En janvier 1986, la fusée Challenger explose, en raison de la défectuosité de certains joints sous l’effet d’un froid intense. Le décollage a eu lieu contre l’avis des ingénieurs et après de nombreuses réunions d’explications. De même, en décembre 1978, des pilotes en vue de l’aéroport de Portland retardent pendant plus d’une heure l’atterrissage de leur avion pour comprendre un problème technique. Finalement, l’avion s’écrase par manque de carburant. Pourtant, les pilotes, au demeurant expérimentés, savaient qu’ils avaient suffisamment de carburant pour atterrir à condition de ne pas laisser cette heure passer. A aucun moment, ils n’ont perdu leur sang-froid…

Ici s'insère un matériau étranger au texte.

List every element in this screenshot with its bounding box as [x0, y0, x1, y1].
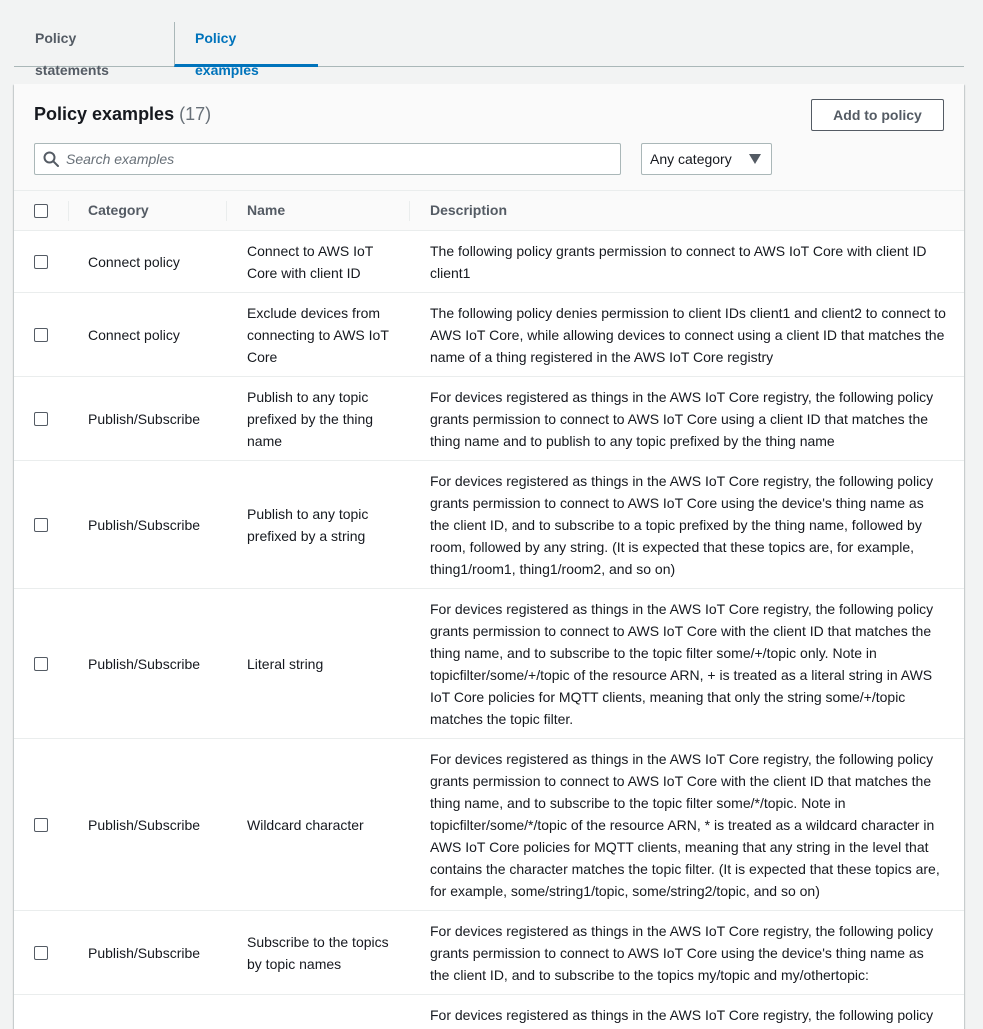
description-cell: The following policy denies permission t… — [430, 304, 946, 365]
panel-title-text: Policy examples — [34, 104, 175, 124]
caret-down-icon — [749, 154, 761, 164]
table-row[interactable]: Publish/Subscribe Publish to any topic p… — [14, 461, 964, 589]
table-row[interactable]: Publish/Subscribe Publish to any topic p… — [14, 377, 964, 461]
table-row[interactable]: Connect policy Connect to AWS IoT Core w… — [14, 231, 964, 293]
column-header-description[interactable]: Description — [430, 191, 507, 230]
name-cell: Exclude devices from connecting to AWS I… — [247, 304, 389, 365]
table-row[interactable]: Publish/Subscribe Literal string For dev… — [14, 589, 964, 739]
column-divider — [226, 201, 227, 221]
description-cell: The following policy grants permission t… — [430, 242, 927, 281]
name-cell: Publish to any topic prefixed by the thi… — [247, 388, 374, 449]
row-select-cell — [34, 461, 50, 588]
row-select-cell — [34, 739, 50, 910]
description-cell: For devices registered as things in the … — [430, 388, 934, 449]
tab-policy-examples[interactable]: Policy examples — [174, 22, 318, 78]
policy-examples-panel: Policy examples (17) Add to policy Any c… — [14, 84, 964, 1029]
category-cell: Publish/Subscribe — [88, 944, 201, 961]
row-checkbox[interactable] — [34, 817, 48, 832]
column-header-name[interactable]: Name — [247, 191, 285, 230]
row-select-cell — [34, 293, 50, 376]
table-row[interactable]: Publish/Subscribe Wildcard character For… — [14, 739, 964, 911]
select-all-checkbox[interactable] — [34, 203, 48, 218]
name-cell: Wildcard character — [247, 816, 364, 833]
tab-bar: Policy statements Policy examples — [14, 0, 964, 78]
row-checkbox[interactable] — [34, 517, 48, 532]
category-cell: Publish/Subscribe — [88, 410, 201, 427]
description-cell: For devices registered as things in the … — [430, 922, 934, 983]
add-to-policy-button[interactable]: Add to policy — [811, 99, 944, 131]
description-cell: For devices registered as things in the … — [430, 472, 934, 577]
category-select-value: Any category — [650, 151, 732, 167]
examples-table: Category Name Description Connect policy… — [14, 191, 964, 1029]
name-cell: Publish to any topic prefixed by a strin… — [247, 505, 369, 544]
search-icon — [43, 151, 59, 167]
row-select-cell — [34, 231, 50, 292]
select-all-cell — [34, 191, 50, 230]
row-select-cell — [34, 589, 50, 738]
panel-title: Policy examples (17) — [34, 102, 211, 126]
name-cell: Subscribe to the topics by topic names — [247, 933, 389, 972]
description-cell: For devices registered as things in the … — [430, 750, 940, 899]
row-select-cell — [34, 377, 50, 460]
row-checkbox[interactable] — [34, 945, 48, 960]
name-cell: Literal string — [247, 655, 324, 672]
name-cell: Connect to AWS IoT Core with client ID — [247, 242, 374, 281]
row-checkbox[interactable] — [34, 411, 48, 426]
search-box — [34, 143, 621, 175]
category-cell: Publish/Subscribe — [88, 816, 201, 833]
category-select[interactable]: Any category — [641, 143, 772, 175]
category-cell: Connect policy — [88, 253, 180, 270]
row-checkbox[interactable] — [34, 656, 48, 671]
row-checkbox[interactable] — [34, 254, 48, 269]
table-row[interactable]: Connect policy Exclude devices from conn… — [14, 293, 964, 377]
row-checkbox[interactable] — [34, 327, 48, 342]
table-row[interactable]: Publish/Subscribe Subscribe to the topic… — [14, 911, 964, 995]
tab-policy-statements[interactable]: Policy statements — [14, 22, 173, 78]
column-divider — [409, 201, 410, 221]
search-input[interactable] — [66, 144, 606, 174]
table-row[interactable]: For devices registered as things in the … — [14, 995, 964, 1029]
category-cell: Publish/Subscribe — [88, 655, 201, 672]
description-cell: For devices registered as things in the … — [430, 1007, 934, 1023]
category-cell: Publish/Subscribe — [88, 516, 201, 533]
examples-count: (17) — [179, 104, 212, 124]
column-header-category[interactable]: Category — [88, 191, 149, 230]
panel-header: Policy examples (17) Add to policy Any c… — [14, 84, 964, 191]
category-cell: Connect policy — [88, 326, 180, 343]
description-cell: For devices registered as things in the … — [430, 600, 934, 727]
column-divider — [68, 201, 69, 221]
table-header: Category Name Description — [14, 191, 964, 231]
row-select-cell — [34, 911, 50, 994]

Plus proches de nous, certaines décisions de notre vie de tous les jours ou de notre environnement professionnel conduisent à des résultats absurdes. Nous avons tous heurté un passant qui se dirigeait pourtant droit vers nous. Nous avons fait un écart, il a fait de même, puis un autre et, finalement, c’est le choc et les excuses. Au cours de réunions, il nous arrive de projeter ou d’assister à la projection de “transparents” illisibles, avec des lettres trop petites, des contrastes de couleurs qui les rendent inaccessibles, alors qu’il serait plus simple de disposer de photocopies couleurs… Les exemples sont nombreux, mais ce qui est intéressant, ce sont les raisons qui poussent des personnes intelligentes à prendre des décisions qui vont déboucher sur un résultat contraire à celui escompté.

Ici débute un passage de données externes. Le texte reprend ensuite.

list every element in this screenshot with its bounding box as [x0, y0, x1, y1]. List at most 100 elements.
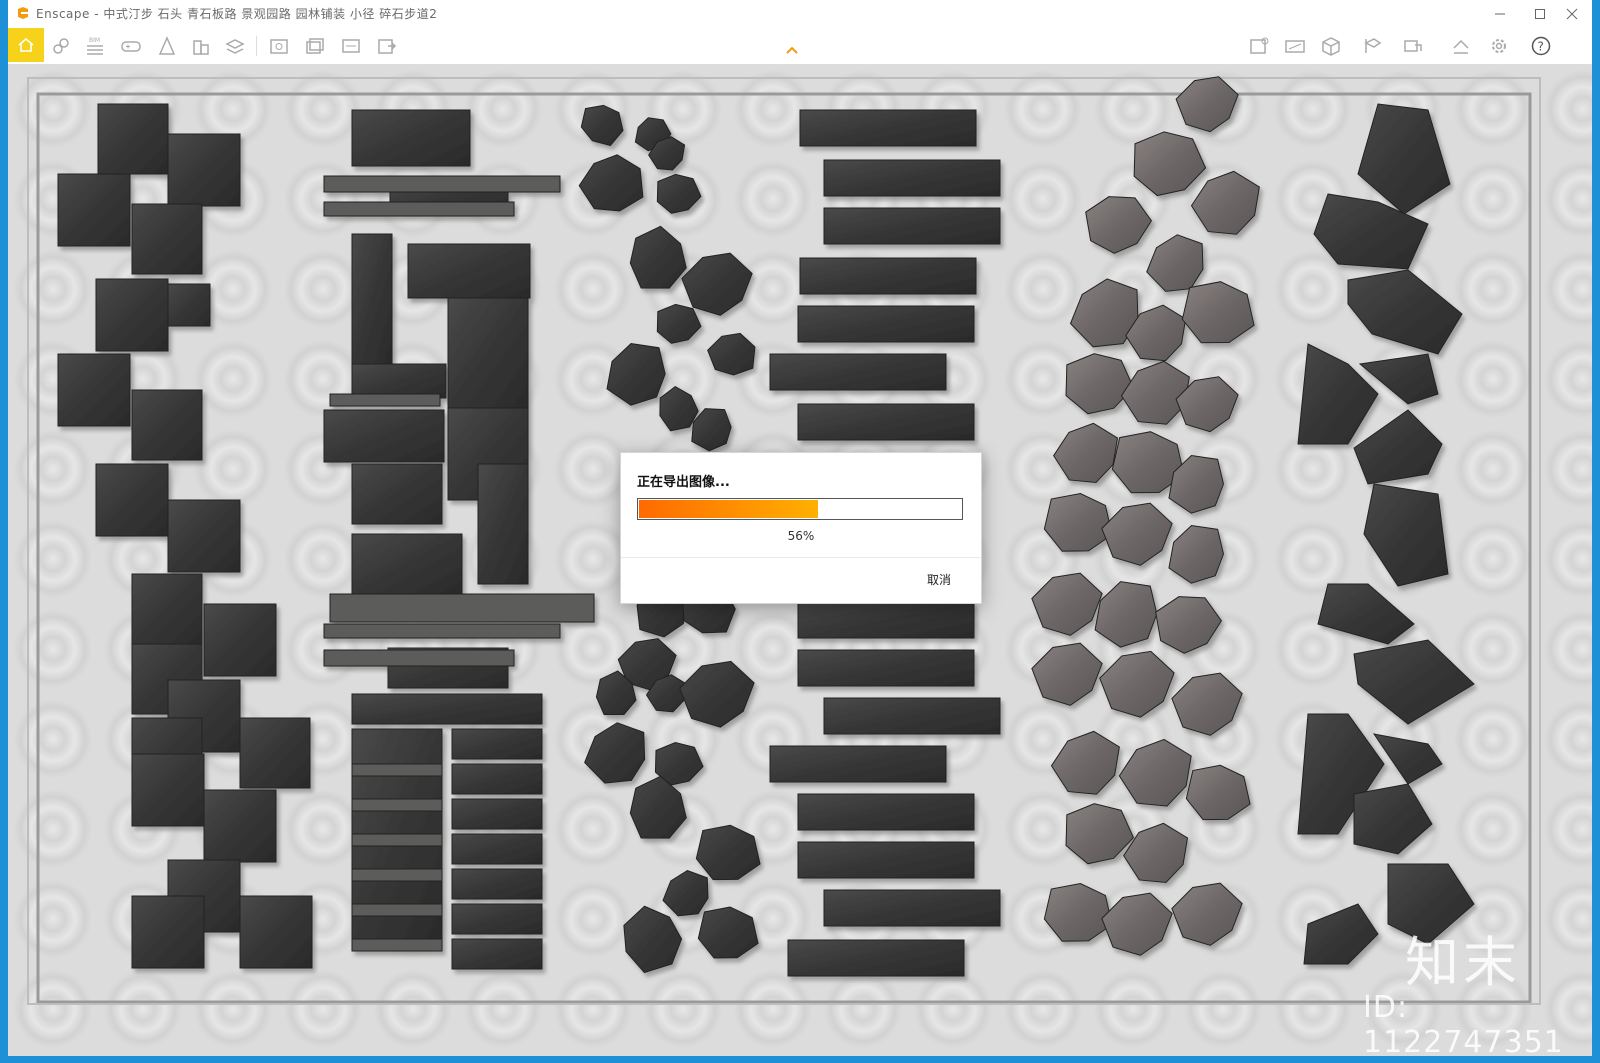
upload-button[interactable] — [1448, 34, 1474, 58]
paving-stone — [451, 728, 543, 760]
help-icon: ? — [1531, 36, 1551, 56]
video-editor-button[interactable] — [1360, 34, 1386, 58]
paving-stone — [451, 763, 543, 795]
layers-icon — [225, 39, 245, 54]
paving-stone — [769, 353, 947, 391]
watermark-logo: 知末 — [1405, 931, 1521, 994]
dialog-title: 正在导出图像... — [637, 475, 730, 490]
paving-stone — [451, 868, 543, 900]
sync-icon — [1404, 40, 1422, 52]
gamepad-icon — [121, 41, 141, 52]
batch-render-icon — [306, 38, 324, 54]
paving-stone — [323, 201, 515, 217]
paving-stone — [351, 363, 447, 399]
paving-stone — [823, 159, 1001, 197]
svg-text:?: ? — [1538, 40, 1544, 54]
bim-button[interactable]: BIM — [82, 34, 108, 58]
view-management-icon — [1250, 37, 1269, 54]
view-management-button[interactable] — [1246, 34, 1272, 58]
screenshot-button[interactable] — [266, 34, 292, 58]
screenshot-icon — [270, 39, 288, 54]
export-icon — [378, 39, 397, 54]
cancel-button[interactable]: 取消 — [927, 571, 951, 588]
paving-stone — [323, 175, 561, 193]
export-button[interactable] — [374, 34, 400, 58]
home-button[interactable] — [8, 28, 44, 62]
asset-library-button[interactable] — [154, 34, 180, 58]
paving-stone — [95, 278, 169, 352]
paving-stone — [477, 463, 529, 585]
title-bar: Enscape - 中式汀步 石头 青石板路 景观园路 园林铺装 小径 碎石步道… — [8, 0, 1592, 28]
paving-stone — [797, 841, 975, 879]
paving-stone — [239, 895, 313, 969]
paving-stone — [351, 868, 443, 882]
walk-mode-button[interactable] — [118, 34, 144, 58]
close-button[interactable] — [1552, 0, 1592, 28]
paving-stone — [787, 939, 965, 977]
paving-stone — [823, 207, 1001, 245]
settings-button[interactable] — [1486, 34, 1512, 58]
paving-stone — [797, 793, 975, 831]
paving-stone — [407, 243, 531, 299]
paving-stone — [451, 938, 543, 970]
package-icon — [1322, 37, 1340, 56]
paving-stone — [797, 305, 975, 343]
paving-stone — [451, 798, 543, 830]
export-progress-dialog: 正在导出图像... 56% 取消 — [620, 452, 982, 604]
panorama-render-button[interactable] — [338, 34, 364, 58]
maximize-icon — [1535, 9, 1545, 19]
paving-stone — [167, 499, 241, 573]
paving-stone — [351, 763, 443, 777]
paving-stone — [823, 889, 1001, 927]
home-icon — [18, 37, 34, 52]
asset-icon — [158, 36, 176, 55]
paving-stone — [329, 593, 595, 623]
paving-stone — [351, 693, 543, 725]
batch-render-button[interactable] — [302, 34, 328, 58]
progress-percent: 56% — [787, 529, 815, 543]
paving-stone — [131, 895, 205, 969]
package-button[interactable] — [1318, 34, 1344, 58]
paving-stone — [351, 938, 443, 952]
panorama-button[interactable] — [1282, 34, 1308, 58]
layers-button[interactable] — [222, 34, 248, 58]
paving-stone — [351, 533, 463, 595]
video-icon — [1364, 38, 1382, 53]
paving-stone — [131, 573, 203, 645]
window-title: Enscape - 中式汀步 石头 青石板路 景观园路 园林铺装 小径 碎石步道… — [36, 7, 438, 21]
paving-stone — [799, 109, 977, 147]
paving-stone — [95, 463, 169, 537]
app-window: Enscape - 中式汀步 石头 青石板路 景观园路 园林铺装 小径 碎石步道… — [0, 0, 1600, 1063]
paving-stone — [797, 601, 975, 639]
paving-stone — [823, 697, 1001, 735]
paving-stone — [203, 603, 277, 677]
panorama-icon — [1285, 40, 1305, 53]
chevron-up-icon[interactable] — [784, 44, 800, 56]
progress-fill — [639, 500, 819, 518]
help-button[interactable]: ? — [1528, 34, 1554, 58]
paving-stone — [323, 649, 515, 667]
paving-stone — [97, 103, 169, 175]
paving-stone — [323, 409, 445, 463]
paving-stone — [131, 389, 203, 461]
settings-icon — [1492, 39, 1506, 53]
paving-stone — [57, 353, 131, 427]
paving-stone — [351, 233, 393, 365]
toolbar-divider — [256, 36, 257, 56]
paving-stone — [323, 623, 561, 639]
paving-stone — [799, 257, 977, 295]
sync-button[interactable] — [1400, 34, 1426, 58]
building-button[interactable] — [188, 34, 214, 58]
paving-stone — [451, 833, 543, 865]
close-icon — [1566, 8, 1578, 20]
toolbar: BIM ? — [8, 28, 1592, 65]
link-button[interactable] — [48, 34, 74, 58]
watermark-id: ID: 1122747351 — [1363, 990, 1564, 1060]
paving-stone — [167, 133, 241, 207]
progress-bar — [637, 498, 963, 520]
paving-stone — [203, 789, 277, 863]
svg-text:BIM: BIM — [89, 37, 100, 44]
minimize-button[interactable] — [1480, 0, 1520, 28]
paving-stone — [351, 109, 471, 167]
building-icon — [193, 40, 209, 55]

La persévérance du groupe dans l’erreur est un phénomène étrange

Un ouvrage sur la sociologie des erreurs radicales et persistantes(1) nous livre les clefs de ce comportement. Tout d’abord, la décision absurde n’est pas une décision médiocre, car elle agit radicalement contre son objectif. Les décisions médiocres tournent autour de l’objectif (même si, en termes de moyens et d’ambition, elles restent décevantes), mais ne vont pas à son encontre. La décision absurde est indépendante de l’enjeu. Dans l’exemple de la fusée Challenger, les ingénieurs ont tiré la sonnette d’alarme plusieurs fois. Ils ont été entendus et, pourtant, le management a pris la décision de faire décoller la fusée. Pas assez d’informations, de preuves ? Non, bien au contraire. Mais à un moment, une anomalie intervient dans la décision. A force de discuter des modalités, le fond du problème (le risque d’une catastrophe) a cédé peu à peu le pas aux considérations statistiques et techniques. Puis il y a eu une “rupture” dans la chaîne de raisonnement, du fait du processus de classification (les joints sont classés comme pièces critiques, puis souvent déclassés par erreur), ce qui a entraîné un défaut d’appréciation. La communication puis le management sont en cause. Mais le plus aberrant, c’est le respect d’une procédure qui prendra le dessus sur le bon sens. Pourtant, certains techniciens continueront, jusqu’au bout, de déclarer qu’il ne faut pas faire décoller Challenger. La persévérance du groupe dans l’erreur est une étrangeté. Une stratégie mentale particulière produit la solution absurde spécifique.

Raisonnement scientifique et intuition se disputent la décision

A chaque fois, ce type de décision relève d’un “bricolage cognitif” aux dépens d’un raisonnement analytique, déductif, donc scientifique. Le premier mécanisme mental consiste à concevoir une solution par proximité dans le temps de la cause présumée et de l’effet, ou par similitude entre la cause présumée et l’effet, ou par pure imitation. La première déduction n’est pas remise en cause, alors qu’elle devrait l’être, et la suite est un enchaînement qui s’appuie sur une erreur. L’explication des spécialistes en sciences humaines peut se résumer en une phrase : les hommes raisonnent avec ce qu’ils ont sous la main ou ce qu’ils voient le mieux. Le concret est plus saillant que l’abstrait et une réussite ou une erreur est ainsi attribuée à un individu plutôt qu’à un processus. Le deuxième maillon qui conduit à la décision absurde consiste à dissocier les étapes ou les dimensions. Les décideurs ne se concentrent que sur ce qu’ils appréhendent le mieux. Le troisième mécanisme consiste à considérer comme non aléatoire ce qui l’est pourtant. Le dernier mécanisme, c’est le raccourci, c’est-à-dire la prise de décision selon ce qui vient d’être cité sans véritable analyse préalable. L’imaginaire (et sa pathologie) peut alors prendre le pas sur l’analyse : c’est le bricolage cognitif.

  • (1) Les décisions absurdes, de Christian Morel (éditions Gallimard).